兰州军区疗养院,清晨。窗外鸟鸣清脆,阳光透过纱帘洒进房间,却驱不散那股无形的、令人窒息的压抑。雷炎盘膝坐在床上,双目微闭,努力运转着系统残存的功能,试图修复过度消耗的精神力,同时将脑海中那十二个染血的坐标反复记忆、推演,寻找着任何可能传递出去的缝隙。
状态:雷炎在监控下尝试恢复,并巩固记忆关键情报。
脚步声在走廊外响起,平稳而刻意,停在了他的门前。不是送餐的士兵,也不是例行检查的医生。
门被推开。进来的不是那位熟悉的将军,而是一个穿着合体西装、戴着金丝眼镜、气质斯文却眼神锐利的中年男人。他手里提着一个公文包,身后跟着两名面无表情、气息内敛的便装警卫(显然是高手)。

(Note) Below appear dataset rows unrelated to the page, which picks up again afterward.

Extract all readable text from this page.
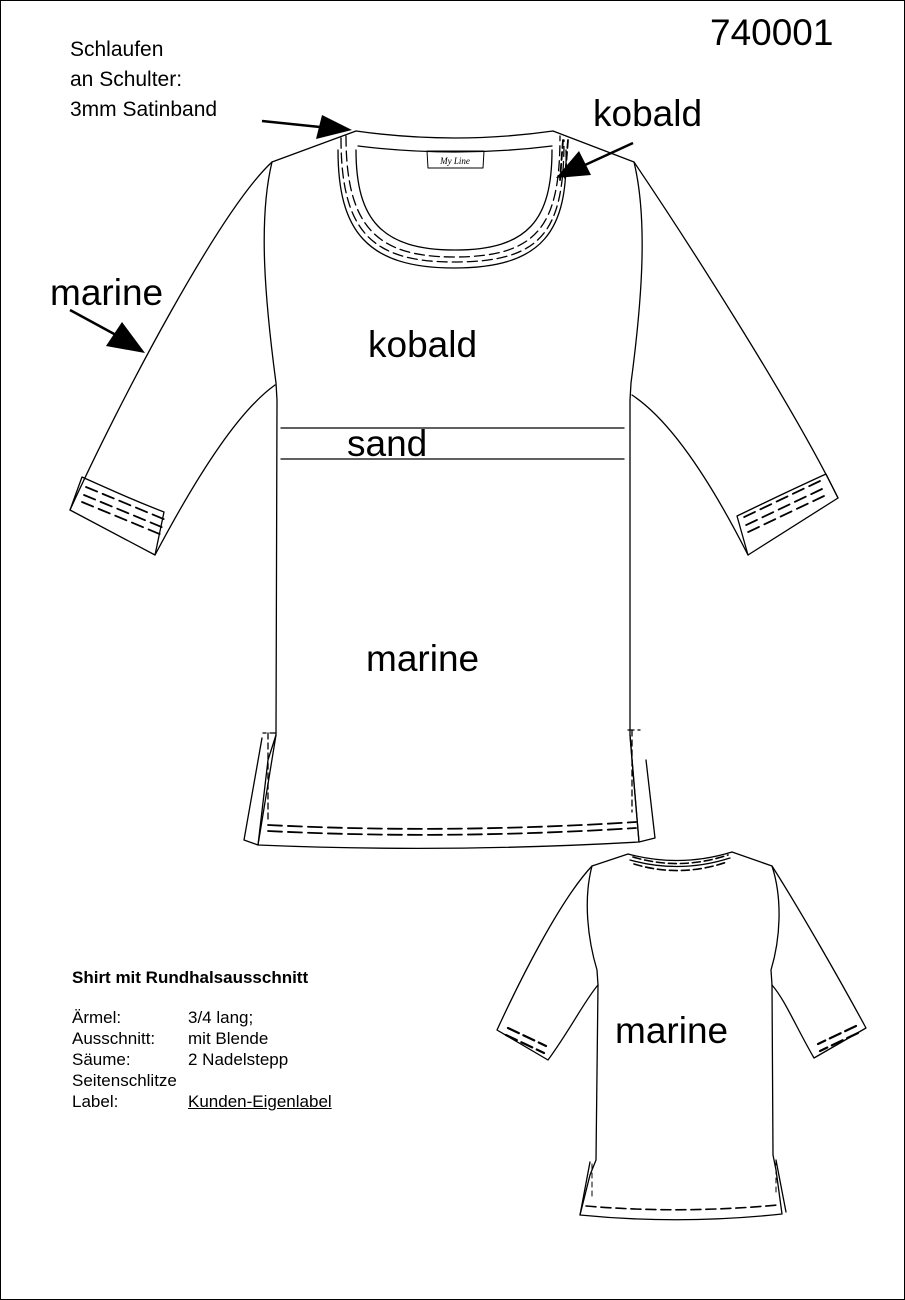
My Line
740001
Schlaufen
an Schulter:
3mm Satinband	kobald
marine
kobald
sand
marine
marine
Shirt mit Rundhalsausschnitt
Ärmel:	3/4 lang;
Ausschnitt: mit Blende
Säume:	2 Nadelstepp
Seitenschlitze
Label:	Kunden-Eigenlabel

陌生人到访:一位气质特殊的文官在警卫陪同下到来,打破日常 routine。
“雷炎先生,早上好。”来人微微一笑,笑容标准却毫无温度,“冒昧打扰。自我介绍一下,我姓王,在能源部政策研究室工作,受张唯民副部长委托,前来与您谈一谈。”
身份揭露:来人是张唯民的副手,直接表明代表张唯民而来。
张唯民!
这个名字如同毒针,瞬间刺破了房间内虚伪的平静!雷炎猛地睁开眼,眼中寒光骤现,身体肌肉瞬间绷紧,如同蓄势待发的猎豹。两名警卫的目光立刻锁定了他,气氛瞬间剑拔弩张。
反应:雷炎对“张唯民”的名字产生剧烈应激反应,敌意骤升。
“放松,雷先生。我没有恶意,恰恰相反,我是来为您提供一条出路的。”王特使仿佛没有看到雷炎的敌意,自顾自地在房间的椅子上坐下,将公文包放在腿上。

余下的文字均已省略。